PACE and Language Center Presentations at the 2016 MWALLT Conference

MidWest Association for Language Learning & Technology (MWALLT) 2016 Conference
Saturday, October 8, 2016
University of Michigan, Ann Arbor
Register online

Scaling up self assessment while managing technology overload: The one-touch BOSSA Protocol
An emerging body of research in language assessment (Dolosic et al, 2016; Ziegler, 2014) shows that self assessment is a tool that can increase learners’ active engagement and agency. At the University of Minnesota delivery of the Basic Outcomes Student Self-Assessment protocol has reached over 6,000 students in ten languages at seven instructional levels in the past two years. Through self assessment, students take charge of their learning as awareness of the language-learning process grows. The 50-minute protocol takes place in a computer classroom and utilizes multiple technologies. While instructors and students attest to the protocol’s benefit, managing the disparate technologies that link the components has become problematic, especially as we expand the protocol to additional language programs. As the protocol has developed and expanded to more language programs, instructors who conduct the session have had to focus both on the pedagogical aspects of the process as well as on managing the technology, which can result in cognitive overload. To meet this challenge, we built an application that regulates the process and timing of articulated components.
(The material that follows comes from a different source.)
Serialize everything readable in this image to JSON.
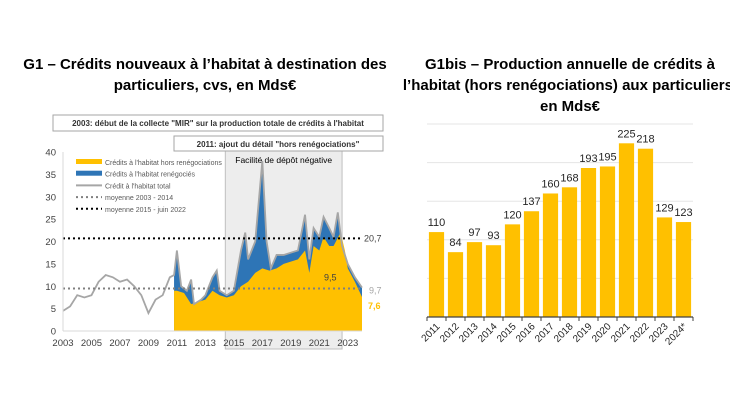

The application provides a seamless presentation of tasks, automatic recording of student speech, and archival of students’ production. In this presentation, we describe the process for developing the application and the iterative process of revisions, and recount lessons learned from usability tests. Furthermore, we report on how instructors use and perceive the delivery of the protocol in the new system based on pilot implementation in nine courses in multiple languages.

Presenters: Dan Soneson, Adolfo Carrillo Cabello and Gabriela Sweet from the CLA Language Center at the University of Minnesota

Leadership Challenges of and Opportunities for Today's Language Centers
Language Centers may vary in terms of their mission, size, scope and resources but they all face a common set of existential challenges in today’s academic environment. In this day of cloud computing, smart phone apps and wireless technologies, what role does a physical space play? Should language labs evolve into all-purpose university computer labs? How do language centers retain their uniqueness while at the same time increase their relevance in the larger institutional context? Given the incorporation of multimedia elements into course textbooks, should language centers continue in their efforts to motivate and train faculty to develop their own instructional technology interventions? In light of shrinking budgets, reduced staff and ubiquitous technologies, how do language centers remain relevant while also renewing and advancing their mission? The panelists represent different institutional sizes and control, public and private; the language centers they serve vary in mission, resources and scope. In this panel presentation we will discuss the unique challenges and threats that we each face in our individual context, as well as shared approaches for addressing the most pressing issues that apply across institutional settings. We hope to highlight strategies we have found successful in dealing with various challenges, and will invite session participants to contribute to the conversation with the goal of establishing common ground that helps us all move forward. This session will be of interest to language center directors, faculty, and staff.

Presenters: Sangeetha Gopalakrishnan is the director of the Foreign Language Technology Center at Wayne State University (WSU). Carol Goss directs the Language Resource Center at Valparaiso University. Dan Soneson directs the CLA Language Center at the University of Minnesota.